Hacker News new | ask | show | jobs
by jamesblonde 2620 days ago
At Logical Clocks, we build a horizontally scalable ML pipeline framework on the open-source Hopsworks platform, based around its feature store and Airflow for orchestration:

* https://hopsworks.readthedocs.io/en/latest/hopsml/hopsML.htm...

* https://www.logicalclocks.com/feature-store/

The choice for the DataPrep stage basically comes down to Spark or Apache Beam, and we currently support Spark, but plan to soon add support for Beam, because of some of the goodies in TFX (TensorFlow Extended).

For distributed hyperparam opt and distributed training, we leverage Apache Spark and our own version of YARN that supports GPUs -

* https://www.youtube.com/watch?v=tx6HyoUYGL0

For model serving, we support Kubernetes:

* https://hopsworks.readthedocs.io/en/0.9/hopsml/hopsML.html#s...

Our platform supports TLS/SSL certificates everywhere and is open-source.

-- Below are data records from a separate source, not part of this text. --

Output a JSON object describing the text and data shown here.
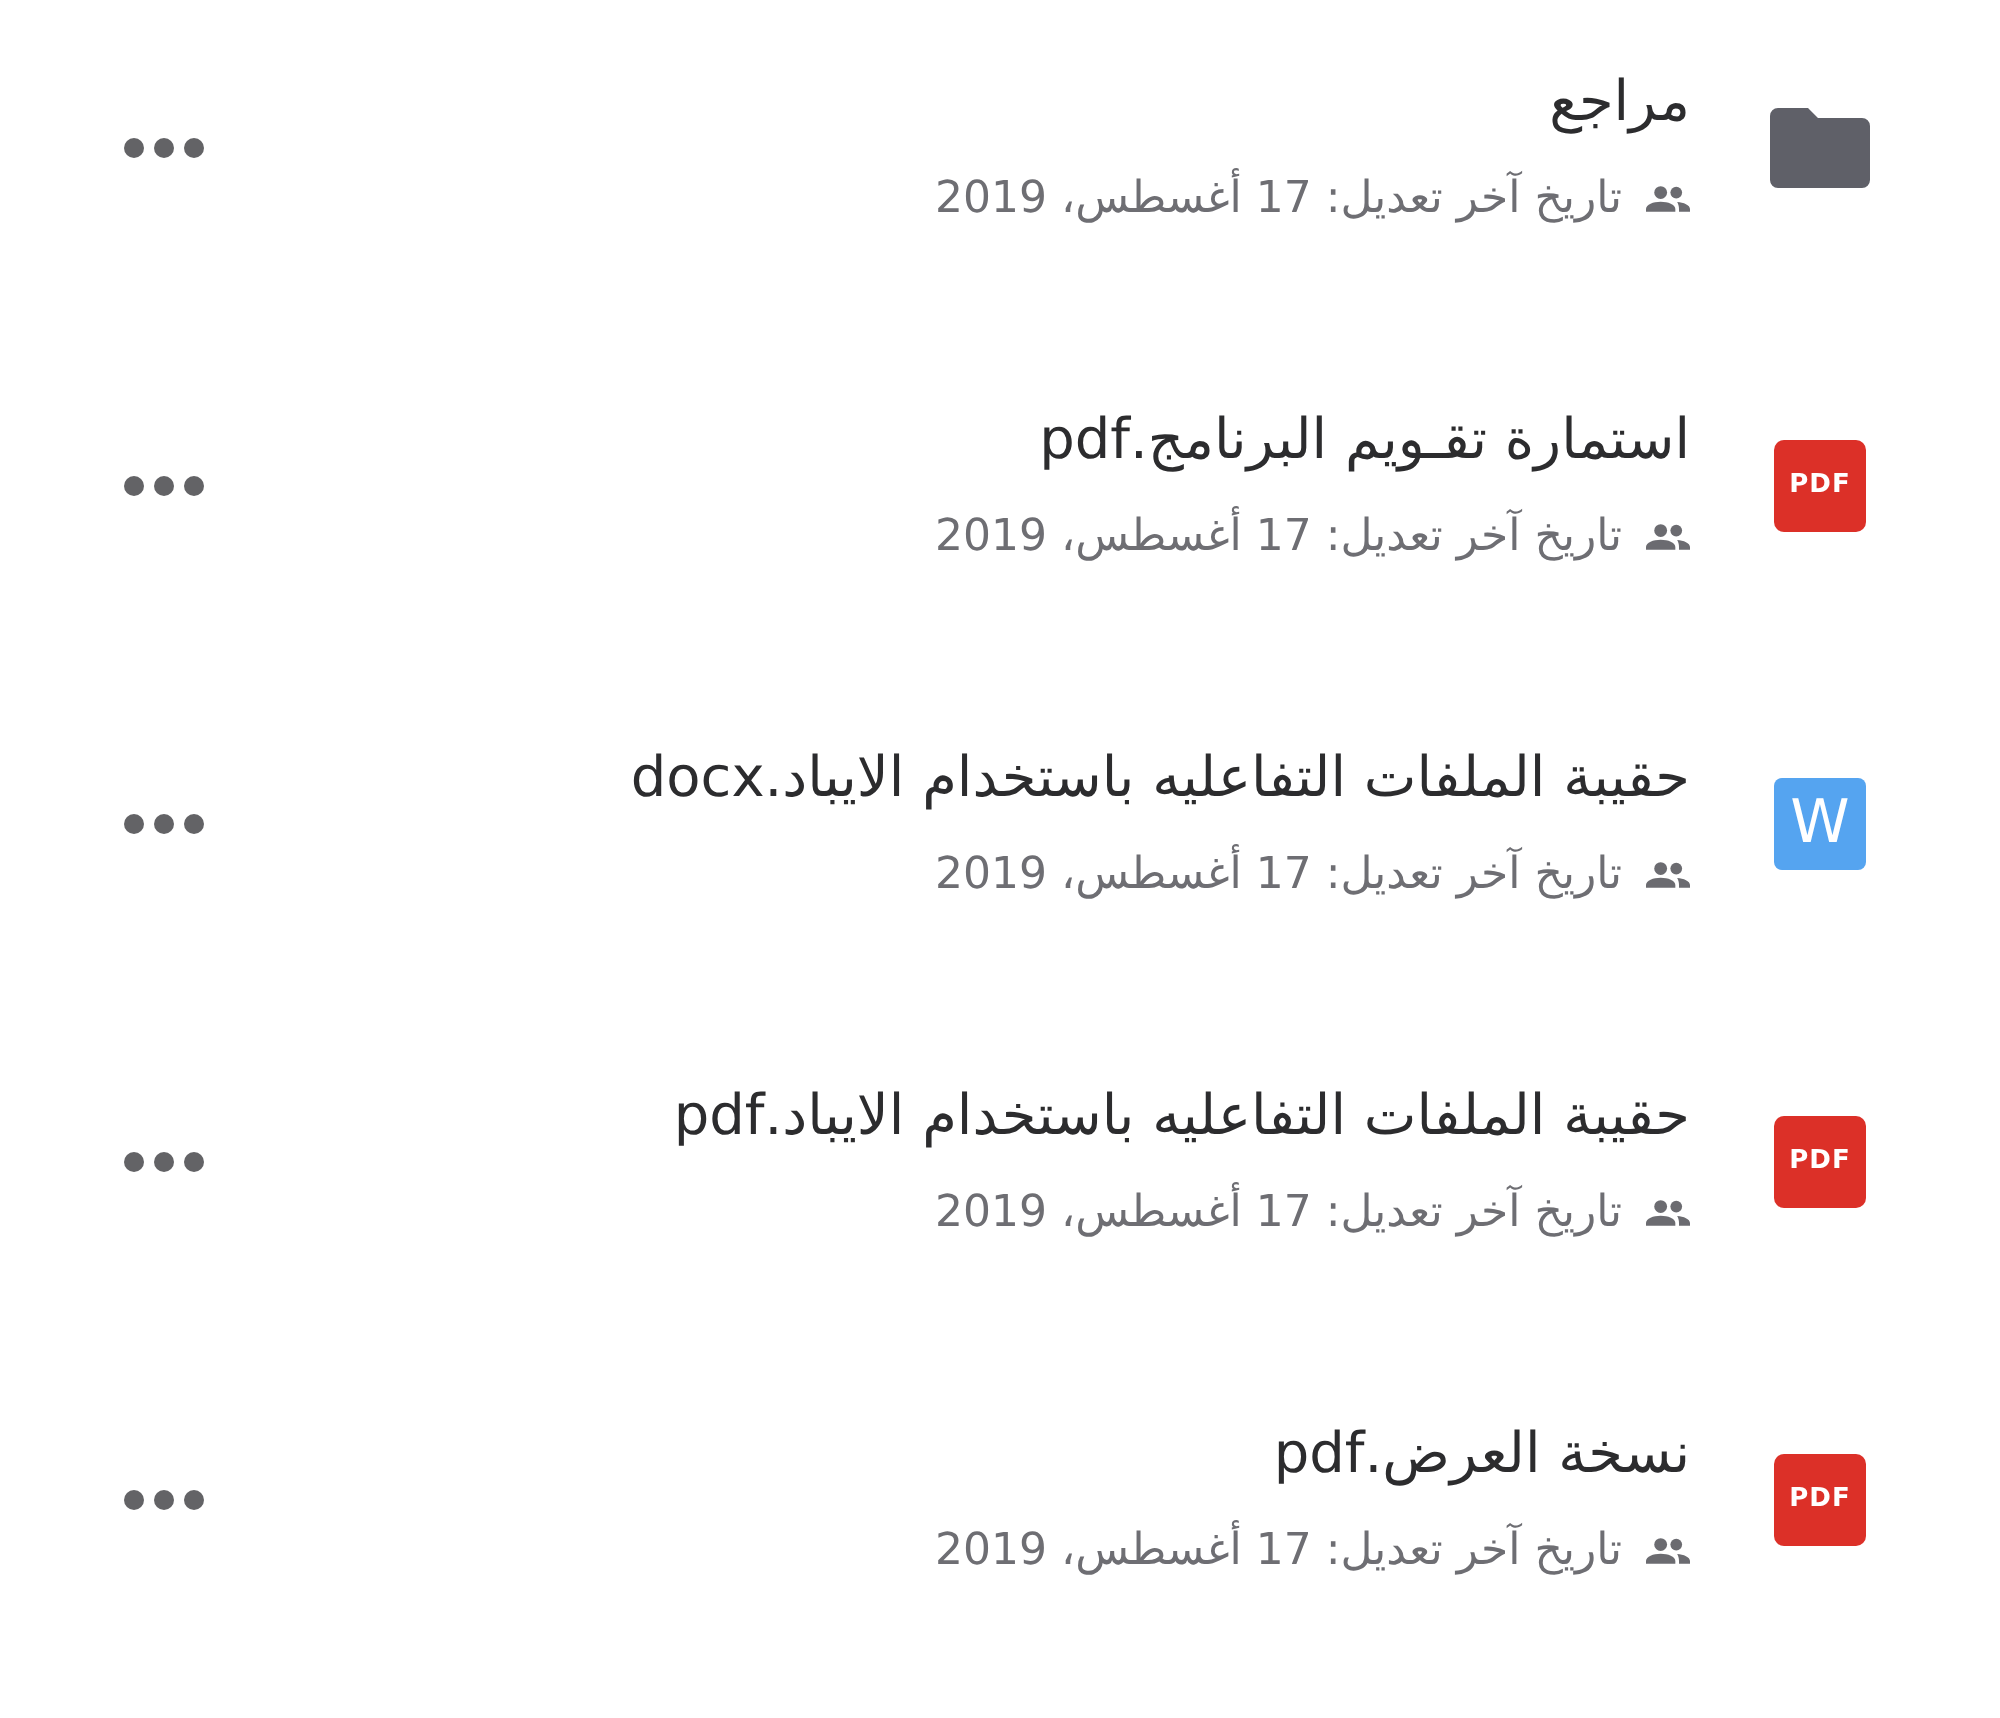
{
  "items": [
    {
      "kind": "folder",
      "name": "مراجع",
      "shared": true,
      "modified": "تاريخ آخر تعديل: 17 أغسطس، 2019"
    },
    {
      "kind": "pdf",
      "icon_label": "PDF",
      "name": "استمارة تقـويم البرنامج.pdf",
      "shared": true,
      "modified": "تاريخ آخر تعديل: 17 أغسطس، 2019"
    },
    {
      "kind": "word",
      "icon_label": "W",
      "name": "حقيبة الملفات التفاعليه باستخدام الايباد.docx",
      "shared": true,
      "modified": "تاريخ آخر تعديل: 17 أغسطس، 2019"
    },
    {
      "kind": "pdf",
      "icon_label": "PDF",
      "name": "حقيبة الملفات التفاعليه باستخدام الايباد.pdf",
      "shared": true,
      "modified": "تاريخ آخر تعديل: 17 أغسطس، 2019"
    },
    {
      "kind": "pdf",
      "icon_label": "PDF",
      "name": "نسخة العرض.pdf",
      "shared": true,
      "modified": "تاريخ آخر تعديل: 17 أغسطس، 2019"
    }
  ]
}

Download it and try it, and it runs in several large enterprises in Europe. We have a cluster with >1000 users in Sweden here:

* https://www.hops.site

(Edited for formatting)

1 comments

This is great, thanks for the link. Could you expand on how this workflow be different/better than sticking to just something like TFX and tensorflow serving? Is it easier to use or more scalable?
It is pretty much the same as TFX - but with Spark for both DataPrep and Distributed HyperparamOpt/Training, and a Feature Store. Model serving is slightly more sophisticated than just TensorFlow Serving on Kubernetes. We support serving requests through the Hopsworks REST API to TFServering/Kubernetes. This gives us both access control (clients have a TLS cert to authenticate and authorize themselves) and we log all predictions to a Kafka topic. We are adding support to enrich feature vectors using the Feature Store in the serving API, not quite there yet.

We intend to support TFX as we already support Flink. Flink/Beam for Python 3 is needed for TFX, but it's not quite there yet, almost.

It will be interesting to see which one of Spark or Beam will become the horizontally scalable platform of choice for TensorFlow. (PyTorch people don't seem as interested, as they mostly come from a background of not wanting complexity).